Although Jacob had resided in the land of Canaan for many years, he had only come to own a small plot of land in that place. In Egypt, although foreigners and possibly viewed with suspicion (as Shepherds - a job looked down upon by the Egyptians), Jacob had been able to acquire 'property in the best part of the land' (47:11). He has escaped the famine, life has the outward appearance of looking secure, but Jacob's heart is still in Canaan. Why? Because he trusts in the promises of God.
As we come to Chapter 48, the end of Jacob's earthly days are near, and Joseph carries out what seems to us a very natural activity - goes to visit his father with his two sons, Ephraim and Manasseh. However, what happens next needs a little more digging!
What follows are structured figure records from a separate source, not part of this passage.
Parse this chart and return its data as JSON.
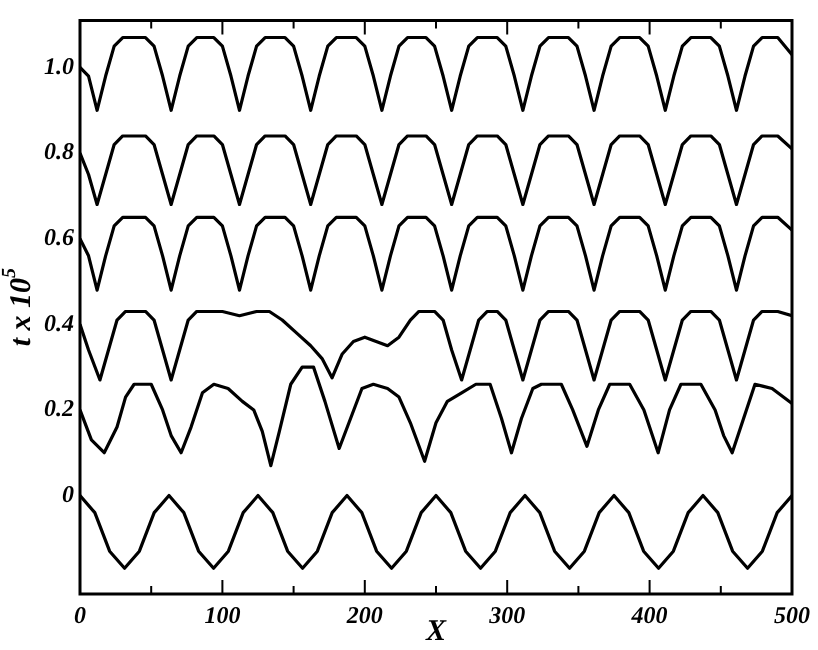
{
  "chart_data": {
    "type": "line",
    "xlabel": "X",
    "ylabel": "t x 10$^{5}$",
    "xlim": [
      0,
      500
    ],
    "ylim": [
      -0.23,
      1.11
    ],
    "xticks": [
      0,
      {
        "value": 50,
        "label": null
      },
      100,
      {
        "value": 150,
        "label": null
      },
      200,
      {
        "value": 250,
        "label": null
      },
      300,
      {
        "value": 350,
        "label": null
      },
      400,
      {
        "value": 450,
        "label": null
      },
      500
    ],
    "yticks": [
      0,
      0.2,
      0.4,
      0.6,
      0.8,
      {
        "value": 1,
        "label": "1.0"
      }
    ],
    "grid": false,
    "legend": false,
    "marker": "none",
    "line_style": "solid",
    "x": [
      0,
      6,
      12,
      18,
      24,
      30,
      46,
      52,
      58,
      64,
      70,
      76,
      82,
      94,
      100,
      106,
      112,
      118,
      124,
      130,
      144,
      150,
      156,
      162,
      168,
      174,
      180,
      194,
      200,
      206,
      212,
      218,
      224,
      230,
      243,
      249,
      255,
      261,
      267,
      273,
      279,
      293,
      299,
      305,
      311,
      317,
      323,
      329,
      343,
      349,
      355,
      361,
      367,
      373,
      379,
      393,
      399,
      405,
      411,
      417,
      423,
      429,
      443,
      449,
      455,
      461,
      467,
      473,
      479,
      490,
      500
    ],
    "series": [
      {
        "color": "#000000",
        "values": [
          1.0,
          0.98,
          0.9,
          0.98,
          1.05,
          1.07,
          1.07,
          1.05,
          0.98,
          0.9,
          0.98,
          1.05,
          1.07,
          1.07,
          1.05,
          0.98,
          0.9,
          0.98,
          1.05,
          1.07,
          1.07,
          1.05,
          0.98,
          0.9,
          0.98,
          1.05,
          1.07,
          1.07,
          1.05,
          0.98,
          0.9,
          0.98,
          1.05,
          1.07,
          1.07,
          1.05,
          0.98,
          0.9,
          0.98,
          1.05,
          1.07,
          1.07,
          1.05,
          0.98,
          0.9,
          0.98,
          1.05,
          1.07,
          1.07,
          1.05,
          0.98,
          0.9,
          0.98,
          1.05,
          1.07,
          1.07,
          1.05,
          0.98,
          0.9,
          0.98,
          1.05,
          1.07,
          1.07,
          1.05,
          0.98,
          0.9,
          0.98,
          1.05,
          1.07,
          1.07,
          1.03
        ]
      },
      {
        "color": "#000000",
        "values": [
          0.8,
          0.75,
          0.68,
          0.75,
          0.82,
          0.84,
          0.84,
          0.82,
          0.75,
          0.68,
          0.75,
          0.82,
          0.84,
          0.84,
          0.82,
          0.75,
          0.68,
          0.75,
          0.82,
          0.84,
          0.84,
          0.82,
          0.75,
          0.68,
          0.75,
          0.82,
          0.84,
          0.84,
          0.82,
          0.75,
          0.68,
          0.75,
          0.82,
          0.84,
          0.84,
          0.82,
          0.75,
          0.68,
          0.75,
          0.82,
          0.84,
          0.84,
          0.82,
          0.75,
          0.68,
          0.75,
          0.82,
          0.84,
          0.84,
          0.82,
          0.75,
          0.68,
          0.75,
          0.82,
          0.84,
          0.84,
          0.82,
          0.75,
          0.68,
          0.75,
          0.82,
          0.84,
          0.84,
          0.82,
          0.75,
          0.68,
          0.75,
          0.82,
          0.84,
          0.84,
          0.81
        ]
      },
      {
        "color": "#000000",
        "values": [
          0.6,
          0.56,
          0.48,
          0.56,
          0.63,
          0.65,
          0.65,
          0.63,
          0.56,
          0.48,
          0.56,
          0.63,
          0.65,
          0.65,
          0.63,
          0.56,
          0.48,
          0.56,
          0.63,
          0.65,
          0.65,
          0.63,
          0.56,
          0.48,
          0.56,
          0.63,
          0.65,
          0.65,
          0.63,
          0.56,
          0.48,
          0.56,
          0.63,
          0.65,
          0.65,
          0.63,
          0.56,
          0.48,
          0.56,
          0.63,
          0.65,
          0.65,
          0.63,
          0.56,
          0.48,
          0.56,
          0.63,
          0.65,
          0.65,
          0.63,
          0.56,
          0.48,
          0.56,
          0.63,
          0.65,
          0.65,
          0.63,
          0.56,
          0.48,
          0.56,
          0.63,
          0.65,
          0.65,
          0.63,
          0.56,
          0.48,
          0.56,
          0.63,
          0.65,
          0.65,
          0.62
        ]
      },
      {
        "color": "#000000",
        "x": [
          0,
          6,
          14,
          20,
          26,
          32,
          46,
          52,
          58,
          64,
          70,
          76,
          82,
          100,
          112,
          124,
          133,
          142,
          152,
          162,
          170,
          177,
          184,
          192,
          200,
          208,
          216,
          224,
          232,
          238,
          249,
          255,
          261,
          268,
          274,
          280,
          286,
          293,
          299,
          305,
          311,
          317,
          323,
          329,
          343,
          349,
          355,
          361,
          367,
          373,
          379,
          393,
          399,
          405,
          411,
          417,
          423,
          429,
          443,
          449,
          455,
          461,
          467,
          473,
          479,
          490,
          500
        ],
        "values": [
          0.4,
          0.34,
          0.27,
          0.34,
          0.41,
          0.43,
          0.43,
          0.41,
          0.34,
          0.27,
          0.34,
          0.41,
          0.43,
          0.43,
          0.42,
          0.43,
          0.43,
          0.41,
          0.38,
          0.35,
          0.32,
          0.275,
          0.33,
          0.36,
          0.37,
          0.36,
          0.35,
          0.37,
          0.41,
          0.43,
          0.43,
          0.41,
          0.34,
          0.27,
          0.34,
          0.41,
          0.43,
          0.43,
          0.41,
          0.34,
          0.27,
          0.34,
          0.41,
          0.43,
          0.43,
          0.41,
          0.34,
          0.27,
          0.34,
          0.41,
          0.43,
          0.43,
          0.41,
          0.34,
          0.27,
          0.34,
          0.41,
          0.43,
          0.43,
          0.41,
          0.34,
          0.27,
          0.34,
          0.41,
          0.43,
          0.43,
          0.42
        ]
      },
      {
        "color": "#000000",
        "x": [
          0,
          8,
          17,
          26,
          32,
          38,
          50,
          58,
          64,
          71,
          78,
          86,
          94,
          104,
          114,
          122,
          128,
          134,
          140,
          148,
          156,
          164,
          172,
          182,
          190,
          198,
          206,
          216,
          224,
          232,
          242,
          250,
          258,
          268,
          278,
          288,
          296,
          303,
          310,
          318,
          324,
          338,
          346,
          356,
          364,
          372,
          386,
          396,
          406,
          414,
          422,
          436,
          446,
          452,
          458,
          466,
          474,
          486,
          500
        ],
        "values": [
          0.2,
          0.13,
          0.1,
          0.16,
          0.23,
          0.26,
          0.26,
          0.2,
          0.14,
          0.1,
          0.16,
          0.24,
          0.26,
          0.25,
          0.22,
          0.2,
          0.15,
          0.07,
          0.15,
          0.26,
          0.3,
          0.3,
          0.22,
          0.11,
          0.18,
          0.25,
          0.26,
          0.25,
          0.23,
          0.17,
          0.08,
          0.17,
          0.22,
          0.24,
          0.26,
          0.26,
          0.18,
          0.1,
          0.18,
          0.25,
          0.26,
          0.26,
          0.2,
          0.115,
          0.2,
          0.26,
          0.26,
          0.2,
          0.1,
          0.2,
          0.26,
          0.26,
          0.2,
          0.14,
          0.1,
          0.18,
          0.26,
          0.25,
          0.215
        ]
      },
      {
        "color": "#000000",
        "x": [
          0,
          10.4,
          20.8,
          31.3,
          41.7,
          52.1,
          62.5,
          72.9,
          83.3,
          93.8,
          104.2,
          114.6,
          125,
          135.4,
          145.8,
          156.3,
          166.7,
          177.1,
          187.5,
          197.9,
          208.3,
          218.8,
          229.2,
          239.6,
          250,
          260.4,
          270.8,
          281.3,
          291.7,
          302.1,
          312.5,
          322.9,
          333.3,
          343.8,
          354.2,
          364.6,
          375,
          385.4,
          395.8,
          406.3,
          416.7,
          427.1,
          437.5,
          447.9,
          458.3,
          468.8,
          479.2,
          489.6,
          500
        ],
        "values": [
          0,
          -0.04,
          -0.13,
          -0.17,
          -0.13,
          -0.04,
          0,
          -0.04,
          -0.13,
          -0.17,
          -0.13,
          -0.04,
          0,
          -0.04,
          -0.13,
          -0.17,
          -0.13,
          -0.04,
          0,
          -0.04,
          -0.13,
          -0.17,
          -0.13,
          -0.04,
          0,
          -0.04,
          -0.13,
          -0.17,
          -0.13,
          -0.04,
          0,
          -0.04,
          -0.13,
          -0.17,
          -0.13,
          -0.04,
          0,
          -0.04,
          -0.13,
          -0.17,
          -0.13,
          -0.04,
          0,
          -0.04,
          -0.13,
          -0.17,
          -0.13,
          -0.04,
          0
        ]
      }
    ]
  }
}
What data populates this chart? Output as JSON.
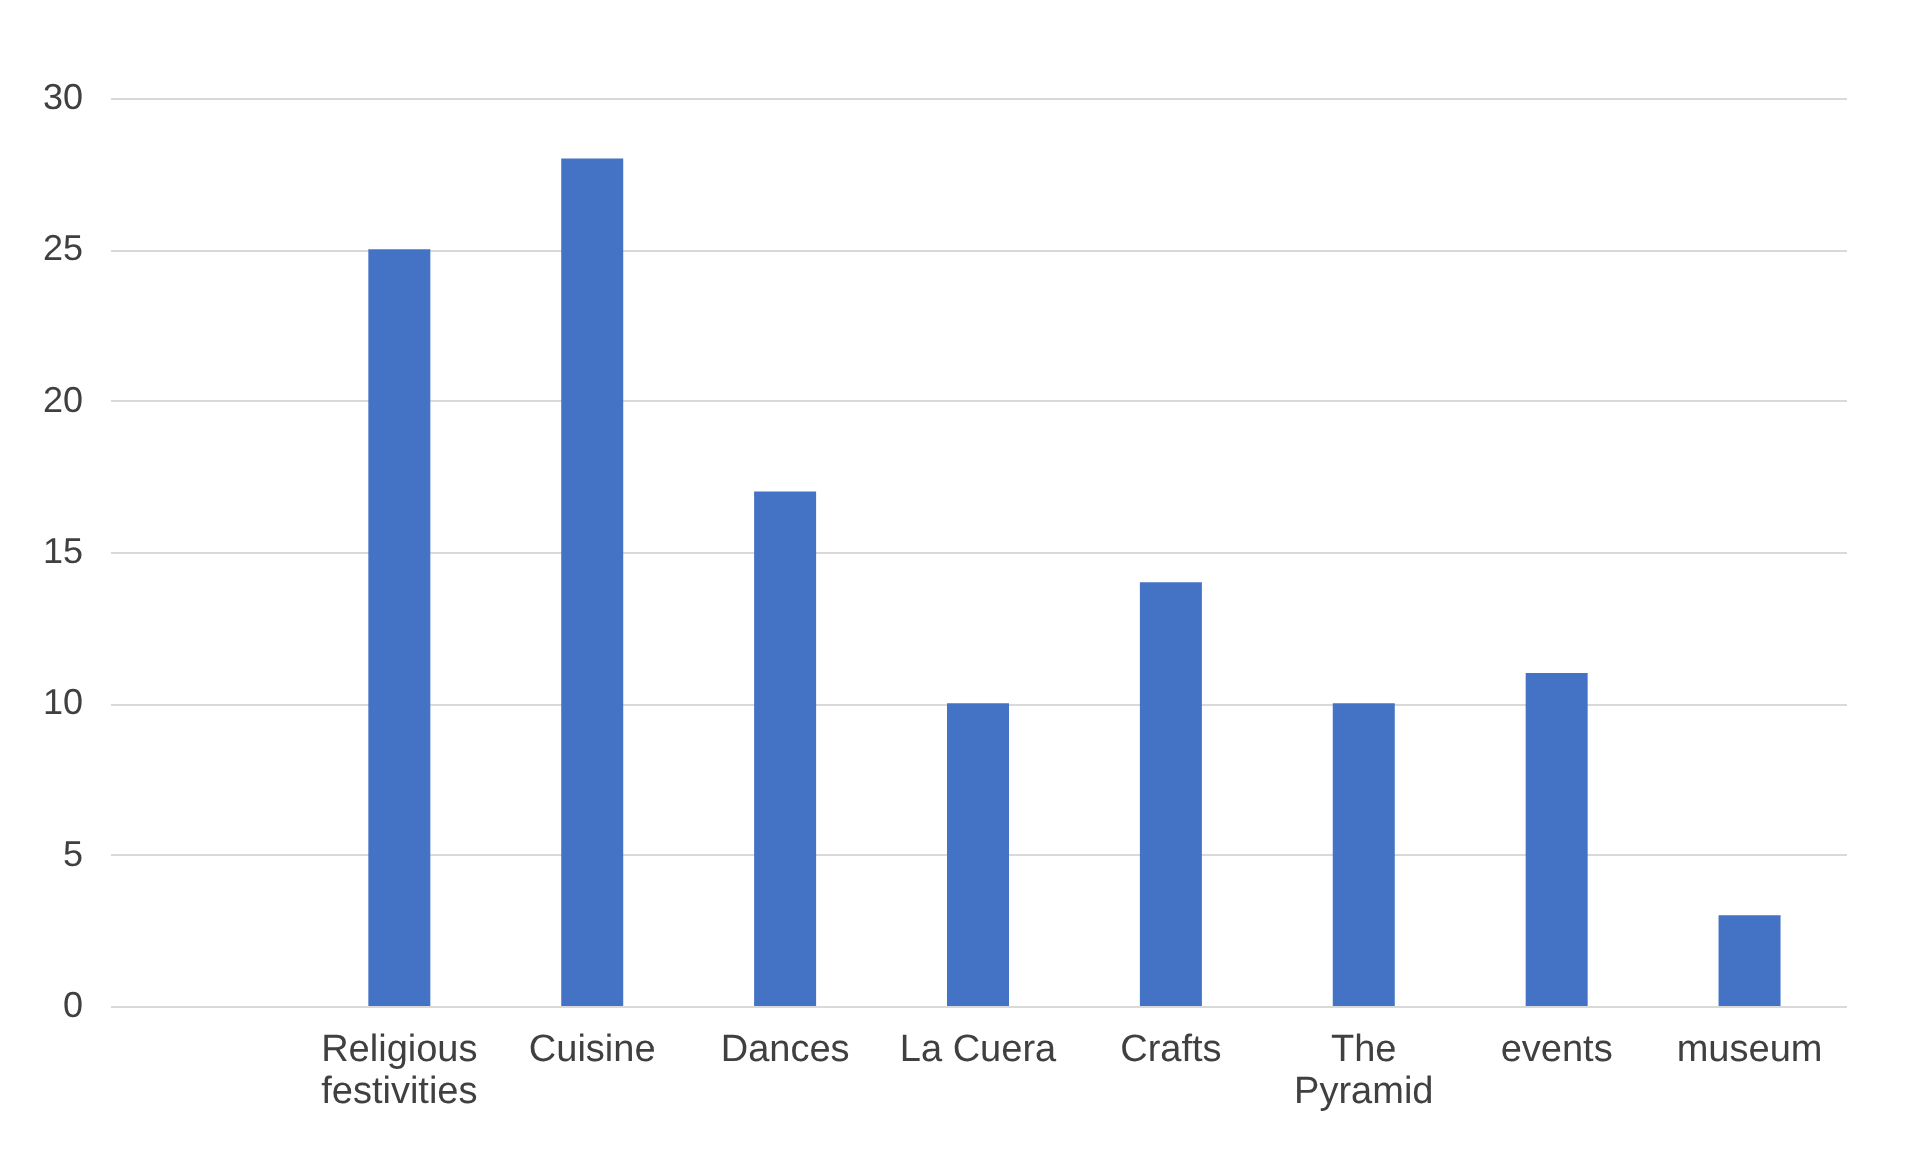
{
  "chart_data": {
    "type": "bar",
    "categories": [
      null,
      "Religious festivities",
      "Cuisine",
      "Dances",
      "La Cuera",
      "Crafts",
      "The Pyramid",
      "events",
      "museum"
    ],
    "values": [
      null,
      25,
      28,
      17,
      10,
      14,
      10,
      11,
      3
    ],
    "color": "#4472c4",
    "ylim": [
      0,
      30
    ],
    "yticks": [
      0,
      5,
      10,
      15,
      20,
      25,
      30
    ],
    "grid": "y"
  }
}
Why does Jacob declare Joseph's sons to be his own? A first reading in which we overlay our own cultural assumptions renders the act highly presumptuous - imagine grandparents now declaring that their grandchildren belonged to them and not the children's parents?! However, this is not just a case of relationship, but of legal standing and adoption. His adoption of Joseph's sons gives them the same status as Jacob's own children, particularly in the matter of inheritance, and being allotted land in Canaan in the future. First, if we follow from verse 3, we see that this act comes not out of trying to make up for a loss, but flows from blessing. Jacob is essentially saying: God has blessed me, so I will now pass on that blessing by bringing in two more children to share in my inheritance.
However, there is more to it that this. Manasseh and Ephraim have been born in Egypt. To those around them, it is probable that they would have been associated with the prestige of Joseph, who not only was Egypt's deliverer, but also married to an Egyptian. They were 'of Egypt'. It is likely that they would have been materially wealthy.
Jacob and his family, on the other hand, although welcomed, were foreigners, strangers, did the jobs the Egyptians hated, and had not the prestige and wealth. But despite this, Jacob had no desire to become Egyptian, because he knew his God, and he knew the promises of his God. And so he beckons Manasseh and Ephraim to come and cast in their lots with their grandfather's family - bringing them securely into the fold, so that they will be drawn into the inheritance God has promised.
We too, as believers, find ourselves being adopted into God's family in the same way as Manasseh and Ephraim. Worldly status means little (as demonstrated by the act of Jacob blessing the younger before the elder). We may or may not have status in the world, but regardless we may have an allegiance to it. God invites us to transfer our allegiance to him. In doing so, we become foreigners in this land, but we trust that there is a far greater promise at stake.
The writer of Hebrews sums up what Jacob, along with so many others, lived out:
All these people were still living by faith when they died. They did not receive the things promised; they only saw them and welcomed them from a distance, admitting that they were foreigners and strangers on earth. People who say such things show that they are looking for a country of their own. If they had been thinking of the country they had left, they would have had opportunity to return. Instead, they were longing for a better country—a heavenly one. Therefore God is not ashamed to be called their God, for he has prepared a city for them. (Hebrews 11:13-16)
How do we live? Do we live as though this were our home, or as if our home is in the new Canaan - the inheritance that is eternal life through and in Christ? Let us not get distracted, but look heavenward.